Peter Bridges remembered
Music director inspired students and performers
By Heidi Masek firstname.lastname@example.org
The many students and colleagues of Peter Bridges speak of a man who had incredible talent both as a musician and a teacher, and an incredible gift for bringing out talent in others.
Bridges, 50, of New London, died June 1 leaving behind his wife Heather of two years and 19-month-old son James, after a long illness. His impact on the theater community in New Hampshire was broad. He had been the music director for 300 performances, conducted choirs, played organ and piano and taught voice, piano and keyboard. He also left an impression on students and colleagues in Westfield, N.J., where he taught for 15 years.
Many remarked that Bridges was just as dedicated to community performances as to professional ones.
“I think he found community theater an avenue to let people shine,” Robert Dionne, artistic director and founding member of the Majestic Theatre in Manchester, said. “He had a strong philosophy about what [community theater] should be and what it shouldn’t be.” Bridges was “setting [people] up in a way that they could use the talent they had,” Dionne said.
Producing quality shows wasn’t a self-serving goal, said Ann Marie (Niemsyk) Squerrini of Bethlehem, Penn., who worked with Bridges in the early 1990s.
“He wanted his performers be the best that they could be and be happy with their performance. He’d do whatever he could to make that happen,” Squerrini said.
“He loved it when the show came together, after a lot of hard work. He was very quiet and unassuming, thoughtful, and I never heard him raise his voice,” Peter Ramsey, president and CEO of the Palace Theatre, said. He called Bridges a “very fine musical director.”

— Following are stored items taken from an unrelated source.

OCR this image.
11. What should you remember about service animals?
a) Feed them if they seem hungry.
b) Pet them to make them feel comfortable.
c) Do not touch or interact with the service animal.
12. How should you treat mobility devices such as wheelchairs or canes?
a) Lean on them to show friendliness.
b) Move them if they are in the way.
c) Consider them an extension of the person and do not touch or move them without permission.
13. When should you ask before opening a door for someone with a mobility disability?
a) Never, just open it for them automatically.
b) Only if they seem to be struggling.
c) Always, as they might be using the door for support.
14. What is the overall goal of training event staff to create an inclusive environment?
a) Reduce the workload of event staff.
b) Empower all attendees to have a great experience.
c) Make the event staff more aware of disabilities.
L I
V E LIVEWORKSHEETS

“Over all my thoughts of Peter was that he was so kind,” Ramsey said. “It will be a terrible a loss to the community and to New Hampshire in general and to his many many family and friends,” he said.
Bridges was also known for his musical flexibility; Dionne recalled that Bridges went so far as to write extra vocal parts for a Majestic show.
Bridges impressed Holly Countie, of the Peacock Players, with his ability to play music from memory or improvise to accompany. He could rework a boring tune. “He took ‘Conjunction Junction’ and made it the sexiest song I’ve ever heard,” Countie said. She asked for a patriotic flavor to a song, and he transposed it to show that. “He was all for making the best possible production that could be,” Squerrini said.
“Oh my goodness, and he was so wonderful with the children,” Countie said. One of Countie’s favorite memories of him was when an 8-year-old started rubbing the bald spot on Bridges’ head while he was playing piano for the young cast to warm up. It was something the girl would do to a father or grandfather, Countie said. Bridges just kept playing the piano.
“I think it’s because he didn’t treat them like kids,” Squerrini said about how Bridges could get his middle-school students to produce the sound he wanted. He could make them feel good about themselves, even if the sound wasn’t there.
“He gave me confidence in myself, he wouldn’t let me quit,” Murray Haynes of Manchester said. Haynes had met Bridges at the Majestic and took voice lessons to help him with acting. Eventually Haynes could handle solos.
“He was just a warm, gentle, beautiful man.” Beyond who Bridges was or what he did, his legacy will be the people he helped, Haynes said.
A memorial was held for him Sunday in Hooksett.